To wit: Both Said and Khaled share a brotherly bound and affection but they're also competitive. The depth of their camaraderie-and their common travails as tyrannized youth-becomes evident when the two young men prepare for their suicide bomber mission. After ritual indoctrination, bathing and haircut, their likeness is striking. They're simplified to an ethnic essence; their shorn heads and black suits inadvertantly make them look like "settlers"-a cosmic joke on the Middle East's racial ambiguity. It's also surprisingly homoerotic, but in the widest application of the term. "Our bodies are all we have to fight with against the never ending occupation," Said says.
As Said and Khaled willingly change from boys to automatons, they seem doubly tyrannized-by both their Israeli oppressors and their own Palestinian organizers. And this irony is made devastating in the scene where they record farewell video tapes. The bonds of friendship and politics are strong and tragic as in DeSica's post-WWII boyhood paradigm Shoeshine. This twin resemblance is a visual coup; the suicide-bomber dilemma, the choice between protest and terrorism, reverberates through the men's physical similarity and their emotional contrast. It's important to realize that Paradise Now does not rationalize suicide bombers, but by coolly showing how Said and Khaled submit and acquiesce to necessary political resistance, something more difficult and troubling is revelead: Abu-Assad illustrates how family and tradition get locked into the martyrdom. This film has a sorrowful subtext we must always keep in mind: The Fanatic, My Brother.
Up to the point that Prime features a nostalgic reminiscence by its 23-year-old protagonist David Bloomberg (Bryan Greenberg) wistfully remembering his romance with a 37-year-old divorcee (Uma Thurman), it seems an appealingly unabashed portrait of the New York Jewish Prince, the best-ever evocation of the young Philip Roth. And yet, a certain ethnic specificity is missing. Writer-director Ben Younger doesn't go deep enough into his complaint, but he's achieved an entertaining, unscathed, modern version of that old neurosis: Momism.

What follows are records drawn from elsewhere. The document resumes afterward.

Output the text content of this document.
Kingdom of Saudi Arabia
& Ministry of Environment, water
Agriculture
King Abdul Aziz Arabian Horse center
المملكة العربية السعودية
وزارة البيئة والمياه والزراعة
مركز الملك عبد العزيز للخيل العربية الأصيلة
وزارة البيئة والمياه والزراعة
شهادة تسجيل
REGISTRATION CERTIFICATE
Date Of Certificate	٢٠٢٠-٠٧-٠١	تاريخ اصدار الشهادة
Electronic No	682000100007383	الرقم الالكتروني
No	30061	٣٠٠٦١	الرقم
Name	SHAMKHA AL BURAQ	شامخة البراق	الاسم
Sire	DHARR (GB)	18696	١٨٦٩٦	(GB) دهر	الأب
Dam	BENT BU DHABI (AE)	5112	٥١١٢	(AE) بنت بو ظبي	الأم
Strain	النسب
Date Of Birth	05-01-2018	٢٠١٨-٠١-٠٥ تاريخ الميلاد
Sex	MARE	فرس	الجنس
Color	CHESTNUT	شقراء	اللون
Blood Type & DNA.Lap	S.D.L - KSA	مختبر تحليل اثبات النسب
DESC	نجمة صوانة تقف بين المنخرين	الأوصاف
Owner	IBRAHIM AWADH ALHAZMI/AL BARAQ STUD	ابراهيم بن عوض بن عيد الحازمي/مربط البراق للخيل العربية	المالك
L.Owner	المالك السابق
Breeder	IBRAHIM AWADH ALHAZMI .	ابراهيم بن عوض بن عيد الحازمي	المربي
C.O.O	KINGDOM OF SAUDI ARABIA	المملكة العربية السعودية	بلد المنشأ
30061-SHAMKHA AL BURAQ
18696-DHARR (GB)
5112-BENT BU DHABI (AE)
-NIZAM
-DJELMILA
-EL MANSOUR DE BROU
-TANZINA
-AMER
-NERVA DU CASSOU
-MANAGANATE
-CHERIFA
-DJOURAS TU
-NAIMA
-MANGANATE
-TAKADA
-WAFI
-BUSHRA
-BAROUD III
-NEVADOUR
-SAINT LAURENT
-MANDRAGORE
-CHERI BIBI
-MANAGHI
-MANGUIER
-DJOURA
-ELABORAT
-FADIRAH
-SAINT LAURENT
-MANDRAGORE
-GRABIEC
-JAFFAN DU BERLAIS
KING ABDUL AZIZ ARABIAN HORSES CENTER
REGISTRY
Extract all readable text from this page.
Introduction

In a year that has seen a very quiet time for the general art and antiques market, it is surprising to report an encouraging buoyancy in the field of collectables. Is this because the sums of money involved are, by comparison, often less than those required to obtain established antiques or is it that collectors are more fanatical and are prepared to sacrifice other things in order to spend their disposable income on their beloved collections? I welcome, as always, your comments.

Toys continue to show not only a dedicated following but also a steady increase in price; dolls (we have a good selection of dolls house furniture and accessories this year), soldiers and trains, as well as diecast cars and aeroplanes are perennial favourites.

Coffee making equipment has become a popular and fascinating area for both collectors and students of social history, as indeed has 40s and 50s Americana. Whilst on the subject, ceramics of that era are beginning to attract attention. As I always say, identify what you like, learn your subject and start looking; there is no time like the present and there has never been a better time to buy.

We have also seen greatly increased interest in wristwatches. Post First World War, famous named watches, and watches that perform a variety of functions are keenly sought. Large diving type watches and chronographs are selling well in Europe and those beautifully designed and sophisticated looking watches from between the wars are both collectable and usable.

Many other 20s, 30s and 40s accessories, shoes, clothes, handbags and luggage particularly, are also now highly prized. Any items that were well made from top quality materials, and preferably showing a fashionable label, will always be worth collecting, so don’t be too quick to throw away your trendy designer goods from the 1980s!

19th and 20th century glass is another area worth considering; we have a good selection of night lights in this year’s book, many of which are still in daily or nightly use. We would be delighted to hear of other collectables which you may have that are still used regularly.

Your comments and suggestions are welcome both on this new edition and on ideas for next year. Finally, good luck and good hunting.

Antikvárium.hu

Meryl Streep portrays David's mother-a therapist whose patient, Rafi (Thurman), turns out to be David's new lover. This makes Prime a Freudian field day. Unfortunately, Younger fails to fully examine the precepts of identity that keep his mother opposed to his cross-cultural romance and to which he, perhaps unconsciously, subscribes. That means the film ultimately is no deeper than a Woody Allen caprice like the "Oedipus Wrecks" episode of New York Stories. The only exception is that Younger is easier on himself, and dishonest with the audience. Still, it's a better catch than The Squid and the Whale.